The National Heavy Vehicle Regulator (NHVR) hopes that Victoria’s concerns will soon be overcome so that the work diary exemption can be introduced in the state.
At the moment there are discussions going on between the NHVR and VicRoads on exempting some primary production workers from filling out a work diary. The NHVR is working to try and ease the concerns of VicRoads about the safety implications of the 160km exemption.
The work diary exemption has been introduced in Queensland, New South Wales, South Australia, Tasmania and the Australian Capital Territory, allowing drivers carrying out primary production journeys within 160km of their base to do so without having to fill in a work diary.
Sal Petroccitto, NHVR CEO said that the group’s fatigue management experts are working with VicRoads to tackle their concerns so that the exemption can be implemented in the state. He is for the time being, maintaining a positive outlook that discussions will go well.

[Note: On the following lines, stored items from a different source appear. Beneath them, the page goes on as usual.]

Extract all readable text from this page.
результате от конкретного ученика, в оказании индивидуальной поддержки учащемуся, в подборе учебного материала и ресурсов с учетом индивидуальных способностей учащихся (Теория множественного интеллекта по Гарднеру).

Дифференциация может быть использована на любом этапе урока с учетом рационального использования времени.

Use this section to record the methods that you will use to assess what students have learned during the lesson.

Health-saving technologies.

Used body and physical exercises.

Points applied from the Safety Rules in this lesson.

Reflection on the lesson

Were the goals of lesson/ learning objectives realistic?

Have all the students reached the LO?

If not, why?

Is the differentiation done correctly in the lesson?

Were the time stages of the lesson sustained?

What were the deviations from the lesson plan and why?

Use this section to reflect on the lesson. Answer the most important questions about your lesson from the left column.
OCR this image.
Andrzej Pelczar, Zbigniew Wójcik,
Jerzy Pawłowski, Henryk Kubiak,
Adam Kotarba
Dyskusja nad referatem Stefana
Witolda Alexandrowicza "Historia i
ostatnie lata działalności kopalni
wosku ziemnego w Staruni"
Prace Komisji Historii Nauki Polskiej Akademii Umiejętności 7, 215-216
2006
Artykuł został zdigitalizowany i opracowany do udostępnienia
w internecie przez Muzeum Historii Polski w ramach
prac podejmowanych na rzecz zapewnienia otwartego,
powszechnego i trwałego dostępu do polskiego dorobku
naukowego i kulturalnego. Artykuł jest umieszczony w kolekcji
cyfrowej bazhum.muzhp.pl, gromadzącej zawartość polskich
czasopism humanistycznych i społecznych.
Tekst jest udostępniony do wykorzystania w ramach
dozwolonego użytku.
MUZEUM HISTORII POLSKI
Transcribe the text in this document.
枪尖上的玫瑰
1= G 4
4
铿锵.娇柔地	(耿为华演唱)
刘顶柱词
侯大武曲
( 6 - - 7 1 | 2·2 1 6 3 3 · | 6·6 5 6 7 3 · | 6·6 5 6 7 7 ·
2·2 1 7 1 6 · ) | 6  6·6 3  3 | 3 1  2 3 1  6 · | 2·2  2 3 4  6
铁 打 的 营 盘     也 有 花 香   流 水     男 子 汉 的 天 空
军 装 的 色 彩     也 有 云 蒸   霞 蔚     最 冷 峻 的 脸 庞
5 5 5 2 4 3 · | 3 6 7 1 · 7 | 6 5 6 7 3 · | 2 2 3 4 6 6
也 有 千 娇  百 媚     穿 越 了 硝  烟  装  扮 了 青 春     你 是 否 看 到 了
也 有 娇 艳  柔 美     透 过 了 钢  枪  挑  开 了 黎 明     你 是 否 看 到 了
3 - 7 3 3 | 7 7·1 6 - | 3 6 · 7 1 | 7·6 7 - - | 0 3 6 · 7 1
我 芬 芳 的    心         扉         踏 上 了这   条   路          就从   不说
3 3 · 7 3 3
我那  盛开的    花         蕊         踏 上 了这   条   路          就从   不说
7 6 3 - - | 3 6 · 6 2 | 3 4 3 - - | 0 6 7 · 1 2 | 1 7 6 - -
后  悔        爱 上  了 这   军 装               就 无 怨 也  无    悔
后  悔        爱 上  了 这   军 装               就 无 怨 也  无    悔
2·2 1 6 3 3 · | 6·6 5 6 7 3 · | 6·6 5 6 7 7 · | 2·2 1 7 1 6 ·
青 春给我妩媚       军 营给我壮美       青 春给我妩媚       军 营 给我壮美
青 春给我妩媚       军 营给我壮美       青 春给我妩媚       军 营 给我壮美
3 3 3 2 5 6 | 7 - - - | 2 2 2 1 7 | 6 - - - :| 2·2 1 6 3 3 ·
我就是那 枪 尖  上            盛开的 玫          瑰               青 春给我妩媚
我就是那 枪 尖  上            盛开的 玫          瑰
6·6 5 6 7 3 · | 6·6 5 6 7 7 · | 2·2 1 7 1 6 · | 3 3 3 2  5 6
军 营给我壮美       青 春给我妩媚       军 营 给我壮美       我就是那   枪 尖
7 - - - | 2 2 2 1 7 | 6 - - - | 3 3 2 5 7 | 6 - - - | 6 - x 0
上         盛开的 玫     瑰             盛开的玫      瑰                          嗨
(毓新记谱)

“I think it is just a little more dialogue with Victoria,” Petroccitto says.
“Industry is very keen to see it introduced so hopefully it will [be].”
He added that those jurisdictions mentioned above where the exemption has been introduced, accepted the NHVR’s findings that the exemption wasn’t a safety risk.
Petroccitto went on to explain:
“We rolled it out across the other jurisdictions, we’ve made an assessment that there wasn’t a safety implication otherwise we wouldn’t have rolled it out,” he says.
“But we respected Victoria’s position and said we would work with them to get them across the line and we’re doing that now.”
Tasmania will introduce the exemption later this month while NSW, Queensland, SA and The ACT have already introduced it. Tasmania will begin to operate under the fatigue management provisions of the Heavy Vehicle National Law (HVNL) and will begin operating under the 160km exemption on 30 March this year.
Last month Andrew Wall, VicRoads director expressed his concerns that the 160km exemption could increase the risk of driver fatigue. At the moment, there is a 100km exemption in place in Victoria instead of the 160km exemption that exists in other jurisdictions.
Petroccitto highlighted the benefits of introducing the 160km exemption in Victoria which includes a reduction in paperwork and improved productivity. He explained:
“We’re not saying that the operator doesn’t have to keep a record, we’re just saying they are removed from having to use the work diary,” he says.